Seit dieser Zeit gab es immer wieder ernsthafte Bemühungen, speziell aus Neustadt im Schwarzwald, eine Eisenbahn durch das Höllental hinauf auf die Höhen des Schwarzwaldes zu bauen. Komitees wurden gegründet, Petitionen verabschiedet, Vorschläge zur Linienführung unterbreitet. Klar war von Beginn an, dass die gängigen Höchstneigungen von bis zu 20 Promille beim Bau einer solchen Strecke nicht genügen würden, wollte man teuere Kunstbauten (Tunnel, Brücken, Kehrschleifen wie etwa bei der Schwarzwaldbahn zwischen Hausach und St. Georgen, eröffnet 10. November 1873) zur künstlichen Streckenverlängerung vermeiden.

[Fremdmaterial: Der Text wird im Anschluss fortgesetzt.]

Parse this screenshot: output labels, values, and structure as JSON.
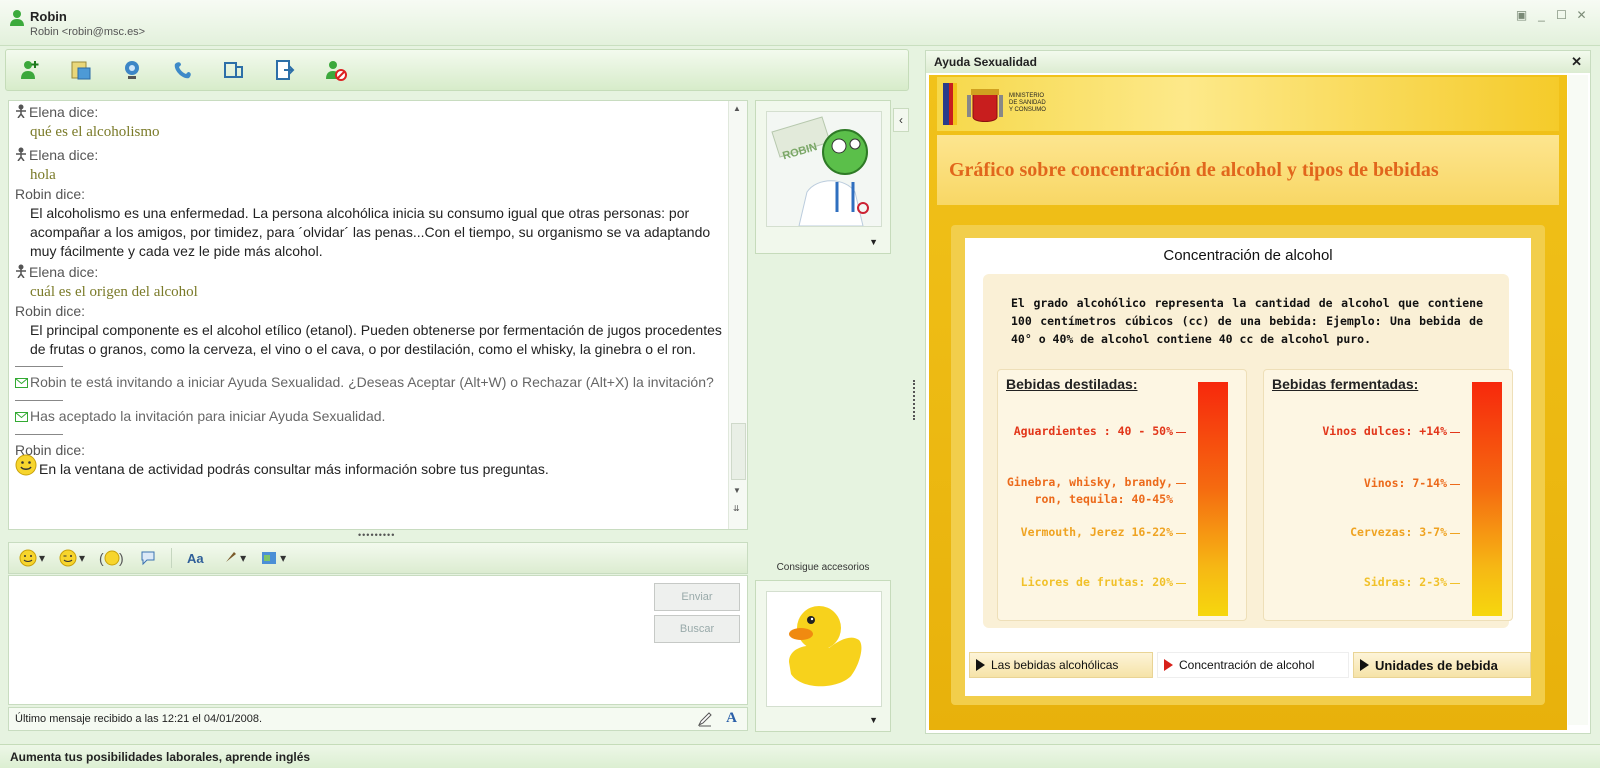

1881 war schließlich auch klar, dass die Strecke nicht als Hauptbahn, sondern als eingleisige normalspurige Bahn untergeordneter Bedeutung zu erbauen sei, was die zu erwartenden Kosten bei Bau und Betrieb deutlich sinken ließ. Diese Tatsache und das Entgegenkommen der Städte Freiburg und Neustadt und der Anliegergemeinden (kostenlose Bereitstellung von Grundstücken im Trassenverlauf, finanzielle Beteiligung) führten schließlich zum Einlenken bei der Regierung des Großherzogtums Baden: Am 24. Mai 1882 wurde das Gesetz erlassen, das den Bau der Höllentalbahn regelte, und am 26. Mai wurde es veröffentlicht. Der Artikel 2 legte auch fest, dass „… Strecken, wo die Gefällverhältnisse dies erfordern, für den Zahnradbetrieb eingerichtet werden.“

Nach dem Winter begannen im Frühjahr 1883 die Vermessungsarbeiten. Ein Jahr später zogen die Bauarbeiter an die abgesteckte Trasse. Sieben Tunnel waren aufzufahren, das bedeutendste Brückenbauwerk wurde der Ravenna-Viadukt mit 221,77 Metern Länge und der höchsten Höhe von 37 Metern über der Talsohle.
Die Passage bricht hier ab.